Algures, em 3 de fevereiro de 2041
Cada círculo de vizinhança estava inserido num território com características próprias, específico, sem formato único. Organizavam-se em comunidades de aprendizagem. O prédio da escola de referência não sofria implosão. Nele se estabelecia um espaço de acompanhamento remoto, por via de uma plataforma digital de aprendizagem. Nele eram acolhidos círculos de proximidade. E, sempre que necessário, o prédio se transformava numa ágora, onde se encontravam agentes educativos das comunidades.
As aprendizagens aconteciam em “territórios educativos” físicos, em encontros presenciais, em pequenas aglomerações. E, sempre que necessário, com recurso à via remota. O espaço de aprender era todo o ambiente físico e social. Nele interagiam sujeitos de aprendizagem, refazendo as suas histórias de vida.
Nos círculos de vizinhança, não havia professores, nem alunos. Havia o que o Augusto chamava “agentes comunitários de educação”, tutores e sujeitos de aprendizagem. O currículo era tridimensional, tendo por referência a base nacional. Partia-se da definição de aprendizagens essenciais, a que se juntavam saberes populares. E se aprendia – todos aprendiam bem melhor e mais rapidamente! – uns com os outros, freirianamente mediatizados pelo mundo.
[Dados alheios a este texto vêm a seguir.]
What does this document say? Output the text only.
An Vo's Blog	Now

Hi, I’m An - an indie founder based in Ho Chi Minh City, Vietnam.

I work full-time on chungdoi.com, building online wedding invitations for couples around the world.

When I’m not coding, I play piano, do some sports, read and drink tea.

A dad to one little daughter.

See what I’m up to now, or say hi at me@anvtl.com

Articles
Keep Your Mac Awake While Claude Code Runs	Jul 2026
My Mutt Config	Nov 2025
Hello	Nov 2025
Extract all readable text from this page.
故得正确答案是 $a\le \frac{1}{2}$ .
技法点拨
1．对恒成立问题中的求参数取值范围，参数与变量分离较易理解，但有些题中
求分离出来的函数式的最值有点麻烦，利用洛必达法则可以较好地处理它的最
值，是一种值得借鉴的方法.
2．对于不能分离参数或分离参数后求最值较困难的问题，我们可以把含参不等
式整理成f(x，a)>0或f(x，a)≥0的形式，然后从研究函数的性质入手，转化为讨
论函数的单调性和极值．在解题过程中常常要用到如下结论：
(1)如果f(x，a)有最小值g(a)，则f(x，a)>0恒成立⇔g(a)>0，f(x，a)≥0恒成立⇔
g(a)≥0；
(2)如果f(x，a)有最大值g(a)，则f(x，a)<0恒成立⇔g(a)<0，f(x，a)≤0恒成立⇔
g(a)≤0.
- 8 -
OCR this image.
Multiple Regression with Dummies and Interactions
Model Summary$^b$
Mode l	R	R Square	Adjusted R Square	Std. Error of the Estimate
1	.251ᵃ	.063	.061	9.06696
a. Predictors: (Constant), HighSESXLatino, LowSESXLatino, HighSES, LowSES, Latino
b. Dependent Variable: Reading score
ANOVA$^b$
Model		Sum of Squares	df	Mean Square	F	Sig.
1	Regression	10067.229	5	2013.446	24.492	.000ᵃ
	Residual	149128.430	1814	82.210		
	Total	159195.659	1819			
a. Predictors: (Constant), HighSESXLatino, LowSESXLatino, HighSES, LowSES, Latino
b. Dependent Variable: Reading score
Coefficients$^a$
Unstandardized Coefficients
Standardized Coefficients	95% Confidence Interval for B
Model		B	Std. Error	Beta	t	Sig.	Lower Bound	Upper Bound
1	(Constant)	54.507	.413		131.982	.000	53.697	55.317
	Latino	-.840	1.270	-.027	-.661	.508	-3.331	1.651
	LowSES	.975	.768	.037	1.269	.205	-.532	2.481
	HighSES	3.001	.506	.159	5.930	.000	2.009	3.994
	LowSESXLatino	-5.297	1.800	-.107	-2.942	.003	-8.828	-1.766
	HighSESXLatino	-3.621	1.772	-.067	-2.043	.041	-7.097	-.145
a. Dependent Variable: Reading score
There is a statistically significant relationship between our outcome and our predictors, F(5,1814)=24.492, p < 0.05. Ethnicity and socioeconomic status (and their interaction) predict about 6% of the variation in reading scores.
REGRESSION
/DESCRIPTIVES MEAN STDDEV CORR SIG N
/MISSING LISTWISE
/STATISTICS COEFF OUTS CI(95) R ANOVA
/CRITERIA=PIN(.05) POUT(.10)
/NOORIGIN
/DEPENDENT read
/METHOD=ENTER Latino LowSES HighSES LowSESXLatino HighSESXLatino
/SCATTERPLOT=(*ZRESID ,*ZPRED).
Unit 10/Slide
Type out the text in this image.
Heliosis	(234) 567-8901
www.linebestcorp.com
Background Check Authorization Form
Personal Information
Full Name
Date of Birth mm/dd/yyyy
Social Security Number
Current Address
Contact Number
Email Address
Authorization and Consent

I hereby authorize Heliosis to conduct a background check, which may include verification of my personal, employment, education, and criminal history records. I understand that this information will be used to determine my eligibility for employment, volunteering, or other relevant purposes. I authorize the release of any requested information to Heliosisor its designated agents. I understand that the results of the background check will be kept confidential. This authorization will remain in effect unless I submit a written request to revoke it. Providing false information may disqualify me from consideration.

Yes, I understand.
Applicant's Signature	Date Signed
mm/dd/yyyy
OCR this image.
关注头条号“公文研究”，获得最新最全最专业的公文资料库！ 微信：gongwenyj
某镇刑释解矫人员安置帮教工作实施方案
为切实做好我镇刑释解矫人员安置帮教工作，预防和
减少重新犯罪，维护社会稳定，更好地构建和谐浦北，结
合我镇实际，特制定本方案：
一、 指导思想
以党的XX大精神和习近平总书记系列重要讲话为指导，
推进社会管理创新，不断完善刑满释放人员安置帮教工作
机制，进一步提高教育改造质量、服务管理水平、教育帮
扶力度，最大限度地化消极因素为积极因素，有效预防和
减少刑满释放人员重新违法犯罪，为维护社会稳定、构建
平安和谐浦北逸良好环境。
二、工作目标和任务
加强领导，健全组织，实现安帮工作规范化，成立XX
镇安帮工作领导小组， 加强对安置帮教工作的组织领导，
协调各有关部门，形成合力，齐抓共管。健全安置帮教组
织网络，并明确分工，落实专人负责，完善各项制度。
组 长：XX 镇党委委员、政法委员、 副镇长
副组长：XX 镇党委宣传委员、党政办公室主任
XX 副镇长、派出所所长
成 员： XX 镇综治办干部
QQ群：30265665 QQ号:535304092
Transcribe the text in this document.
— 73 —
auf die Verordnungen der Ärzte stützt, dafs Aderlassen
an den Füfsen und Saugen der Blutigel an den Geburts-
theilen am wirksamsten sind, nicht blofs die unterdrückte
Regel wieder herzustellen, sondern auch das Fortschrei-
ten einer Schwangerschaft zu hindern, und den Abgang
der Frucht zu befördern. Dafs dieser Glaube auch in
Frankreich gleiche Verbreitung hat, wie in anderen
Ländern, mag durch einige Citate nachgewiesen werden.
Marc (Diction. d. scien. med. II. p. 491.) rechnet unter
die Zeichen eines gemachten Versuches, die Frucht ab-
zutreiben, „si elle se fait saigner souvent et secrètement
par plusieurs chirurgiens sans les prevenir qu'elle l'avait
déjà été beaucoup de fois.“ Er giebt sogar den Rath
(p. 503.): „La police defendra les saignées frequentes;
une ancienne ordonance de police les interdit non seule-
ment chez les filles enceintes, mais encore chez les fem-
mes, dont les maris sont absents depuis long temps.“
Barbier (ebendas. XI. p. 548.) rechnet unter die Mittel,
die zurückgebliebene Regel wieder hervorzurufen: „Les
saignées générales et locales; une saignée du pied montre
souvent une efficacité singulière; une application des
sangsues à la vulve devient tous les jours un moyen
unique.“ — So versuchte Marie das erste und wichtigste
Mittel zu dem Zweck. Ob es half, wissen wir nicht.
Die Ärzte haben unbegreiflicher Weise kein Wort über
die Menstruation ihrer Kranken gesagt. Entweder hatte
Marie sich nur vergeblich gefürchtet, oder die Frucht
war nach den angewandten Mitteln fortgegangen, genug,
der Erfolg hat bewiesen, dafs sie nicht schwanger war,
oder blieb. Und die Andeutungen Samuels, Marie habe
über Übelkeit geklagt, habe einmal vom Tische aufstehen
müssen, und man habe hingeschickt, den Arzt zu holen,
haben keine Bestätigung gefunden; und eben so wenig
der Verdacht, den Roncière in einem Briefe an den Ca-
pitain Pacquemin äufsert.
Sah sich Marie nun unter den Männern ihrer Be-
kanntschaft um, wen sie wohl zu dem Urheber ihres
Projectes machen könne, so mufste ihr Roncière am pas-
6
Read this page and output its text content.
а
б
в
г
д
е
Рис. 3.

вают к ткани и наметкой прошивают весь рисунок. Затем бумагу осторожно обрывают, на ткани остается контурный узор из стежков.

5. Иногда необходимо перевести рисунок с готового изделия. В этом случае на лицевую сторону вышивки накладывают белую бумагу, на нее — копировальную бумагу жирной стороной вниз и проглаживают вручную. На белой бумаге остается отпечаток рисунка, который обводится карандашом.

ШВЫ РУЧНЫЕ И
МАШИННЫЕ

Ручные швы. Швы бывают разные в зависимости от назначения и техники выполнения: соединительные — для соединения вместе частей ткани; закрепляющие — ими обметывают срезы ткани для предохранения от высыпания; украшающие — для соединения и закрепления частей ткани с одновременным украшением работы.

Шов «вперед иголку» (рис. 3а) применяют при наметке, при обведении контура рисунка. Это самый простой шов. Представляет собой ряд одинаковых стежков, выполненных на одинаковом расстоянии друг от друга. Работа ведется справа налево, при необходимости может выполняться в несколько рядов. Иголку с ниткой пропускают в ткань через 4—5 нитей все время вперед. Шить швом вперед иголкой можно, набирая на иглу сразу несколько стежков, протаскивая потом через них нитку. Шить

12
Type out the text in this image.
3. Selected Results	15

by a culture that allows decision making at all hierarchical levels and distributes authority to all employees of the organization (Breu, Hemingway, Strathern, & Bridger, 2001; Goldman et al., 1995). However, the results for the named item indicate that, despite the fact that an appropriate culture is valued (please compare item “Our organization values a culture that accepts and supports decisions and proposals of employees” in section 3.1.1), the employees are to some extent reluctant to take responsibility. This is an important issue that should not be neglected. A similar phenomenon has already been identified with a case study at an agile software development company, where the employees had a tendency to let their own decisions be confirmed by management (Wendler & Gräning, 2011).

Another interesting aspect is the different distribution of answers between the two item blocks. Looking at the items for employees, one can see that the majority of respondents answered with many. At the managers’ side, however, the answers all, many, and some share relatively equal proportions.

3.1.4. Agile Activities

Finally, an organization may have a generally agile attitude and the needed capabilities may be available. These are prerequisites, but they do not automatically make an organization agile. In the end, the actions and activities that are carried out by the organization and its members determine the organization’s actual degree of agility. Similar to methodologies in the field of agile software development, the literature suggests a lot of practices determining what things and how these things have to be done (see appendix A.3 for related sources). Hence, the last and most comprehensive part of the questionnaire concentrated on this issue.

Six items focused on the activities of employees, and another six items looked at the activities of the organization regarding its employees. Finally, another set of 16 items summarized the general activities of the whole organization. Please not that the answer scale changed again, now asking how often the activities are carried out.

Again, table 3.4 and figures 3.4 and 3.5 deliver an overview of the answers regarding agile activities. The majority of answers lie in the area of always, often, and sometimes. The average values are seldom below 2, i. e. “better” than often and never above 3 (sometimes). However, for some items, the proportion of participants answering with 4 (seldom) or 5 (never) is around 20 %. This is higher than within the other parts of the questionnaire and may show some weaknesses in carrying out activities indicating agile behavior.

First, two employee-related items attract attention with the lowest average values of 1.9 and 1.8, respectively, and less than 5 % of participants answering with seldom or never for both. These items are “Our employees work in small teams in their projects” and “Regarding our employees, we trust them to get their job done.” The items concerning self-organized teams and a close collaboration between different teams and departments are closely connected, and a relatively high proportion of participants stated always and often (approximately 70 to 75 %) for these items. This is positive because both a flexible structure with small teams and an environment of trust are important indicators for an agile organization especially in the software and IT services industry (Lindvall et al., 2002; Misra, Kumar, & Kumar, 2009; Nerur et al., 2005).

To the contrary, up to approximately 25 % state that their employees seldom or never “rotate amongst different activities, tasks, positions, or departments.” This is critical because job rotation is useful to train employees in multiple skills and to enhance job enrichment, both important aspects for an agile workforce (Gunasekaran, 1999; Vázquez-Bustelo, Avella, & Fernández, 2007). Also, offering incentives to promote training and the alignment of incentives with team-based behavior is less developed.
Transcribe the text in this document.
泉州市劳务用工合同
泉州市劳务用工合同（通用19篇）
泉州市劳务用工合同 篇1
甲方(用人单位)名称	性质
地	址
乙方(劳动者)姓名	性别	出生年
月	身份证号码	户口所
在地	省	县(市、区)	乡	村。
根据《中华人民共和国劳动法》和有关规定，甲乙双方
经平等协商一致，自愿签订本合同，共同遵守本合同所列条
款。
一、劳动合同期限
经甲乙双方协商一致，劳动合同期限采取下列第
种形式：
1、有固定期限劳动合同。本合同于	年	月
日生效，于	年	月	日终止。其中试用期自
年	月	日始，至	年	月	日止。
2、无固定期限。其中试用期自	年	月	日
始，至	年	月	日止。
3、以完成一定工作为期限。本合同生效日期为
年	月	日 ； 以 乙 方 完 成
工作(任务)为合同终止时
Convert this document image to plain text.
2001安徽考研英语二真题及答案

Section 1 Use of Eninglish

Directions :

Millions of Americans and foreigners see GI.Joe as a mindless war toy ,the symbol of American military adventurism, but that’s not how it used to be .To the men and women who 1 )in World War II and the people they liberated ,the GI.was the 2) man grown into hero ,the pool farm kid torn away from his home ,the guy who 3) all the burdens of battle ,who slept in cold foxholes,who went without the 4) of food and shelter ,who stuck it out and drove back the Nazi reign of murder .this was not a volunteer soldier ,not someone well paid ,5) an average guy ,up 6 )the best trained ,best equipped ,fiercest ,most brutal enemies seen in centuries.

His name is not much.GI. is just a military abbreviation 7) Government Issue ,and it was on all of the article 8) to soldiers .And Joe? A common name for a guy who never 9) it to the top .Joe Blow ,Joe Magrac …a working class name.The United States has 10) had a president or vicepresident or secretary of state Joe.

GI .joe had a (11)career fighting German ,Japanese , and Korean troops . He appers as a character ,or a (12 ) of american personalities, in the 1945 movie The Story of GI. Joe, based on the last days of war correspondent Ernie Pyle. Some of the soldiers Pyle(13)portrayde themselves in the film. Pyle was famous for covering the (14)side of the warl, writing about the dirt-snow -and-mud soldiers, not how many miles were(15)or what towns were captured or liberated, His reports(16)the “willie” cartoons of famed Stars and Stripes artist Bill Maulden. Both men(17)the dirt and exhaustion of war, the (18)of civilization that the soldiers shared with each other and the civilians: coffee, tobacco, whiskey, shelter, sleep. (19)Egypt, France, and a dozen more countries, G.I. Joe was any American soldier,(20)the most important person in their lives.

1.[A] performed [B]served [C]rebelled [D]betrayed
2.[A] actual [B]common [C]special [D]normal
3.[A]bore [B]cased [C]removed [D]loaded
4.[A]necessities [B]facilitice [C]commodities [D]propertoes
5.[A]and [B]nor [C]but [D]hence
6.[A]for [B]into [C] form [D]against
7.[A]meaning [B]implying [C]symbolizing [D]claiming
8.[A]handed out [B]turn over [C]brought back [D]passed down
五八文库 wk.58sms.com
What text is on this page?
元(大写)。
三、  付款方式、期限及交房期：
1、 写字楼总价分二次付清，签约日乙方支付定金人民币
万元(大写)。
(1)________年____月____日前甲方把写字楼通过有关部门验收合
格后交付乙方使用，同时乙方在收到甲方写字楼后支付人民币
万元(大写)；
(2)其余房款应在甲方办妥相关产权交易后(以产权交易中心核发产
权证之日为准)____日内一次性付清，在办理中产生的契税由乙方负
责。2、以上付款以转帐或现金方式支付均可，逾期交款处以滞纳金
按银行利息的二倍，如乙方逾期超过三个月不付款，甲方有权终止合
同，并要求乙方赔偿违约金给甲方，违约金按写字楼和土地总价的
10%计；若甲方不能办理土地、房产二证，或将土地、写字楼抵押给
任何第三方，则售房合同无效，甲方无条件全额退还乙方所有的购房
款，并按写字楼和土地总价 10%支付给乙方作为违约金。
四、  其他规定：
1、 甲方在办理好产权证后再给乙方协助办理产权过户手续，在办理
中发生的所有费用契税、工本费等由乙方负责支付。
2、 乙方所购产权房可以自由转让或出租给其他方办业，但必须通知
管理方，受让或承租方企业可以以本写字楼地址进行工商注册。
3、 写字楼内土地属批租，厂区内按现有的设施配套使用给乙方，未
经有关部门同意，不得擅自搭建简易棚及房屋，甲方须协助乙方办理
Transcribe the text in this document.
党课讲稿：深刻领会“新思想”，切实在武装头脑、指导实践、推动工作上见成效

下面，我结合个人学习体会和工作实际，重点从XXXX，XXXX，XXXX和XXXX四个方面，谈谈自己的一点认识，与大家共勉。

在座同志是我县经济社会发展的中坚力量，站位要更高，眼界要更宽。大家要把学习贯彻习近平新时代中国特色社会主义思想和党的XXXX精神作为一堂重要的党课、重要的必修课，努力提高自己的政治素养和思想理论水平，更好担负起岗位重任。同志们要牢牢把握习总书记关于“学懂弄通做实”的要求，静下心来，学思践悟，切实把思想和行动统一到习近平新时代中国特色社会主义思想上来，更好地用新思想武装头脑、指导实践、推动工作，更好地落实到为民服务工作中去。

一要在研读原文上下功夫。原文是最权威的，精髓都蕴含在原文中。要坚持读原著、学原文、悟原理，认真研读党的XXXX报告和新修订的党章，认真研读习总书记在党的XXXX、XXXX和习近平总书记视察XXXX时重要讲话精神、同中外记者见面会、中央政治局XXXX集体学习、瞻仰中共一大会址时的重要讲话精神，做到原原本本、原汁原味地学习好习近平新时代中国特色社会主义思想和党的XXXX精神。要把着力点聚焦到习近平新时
Durante a pandemia, diretores de escola diziam-se pressionadas pela secretaria e ameaçavam de reprovação os alunos que não assistissem às aulas online, ou não fizessem as “atividades”. Não importava que as crianças não dispusessem de computador, ou de acesso à Internet. Nem que as mães faxineiras só disponibilizassem o celular no final do dia, que o celular não suportasse os ficheiros recebidos da escola, ou que não houvesse sequer dinheiro para pagar a recarga do celular. Acresce que muitos dos “alcançados” desligavam o computador, quando as aulas online se tornavam insuportáveis.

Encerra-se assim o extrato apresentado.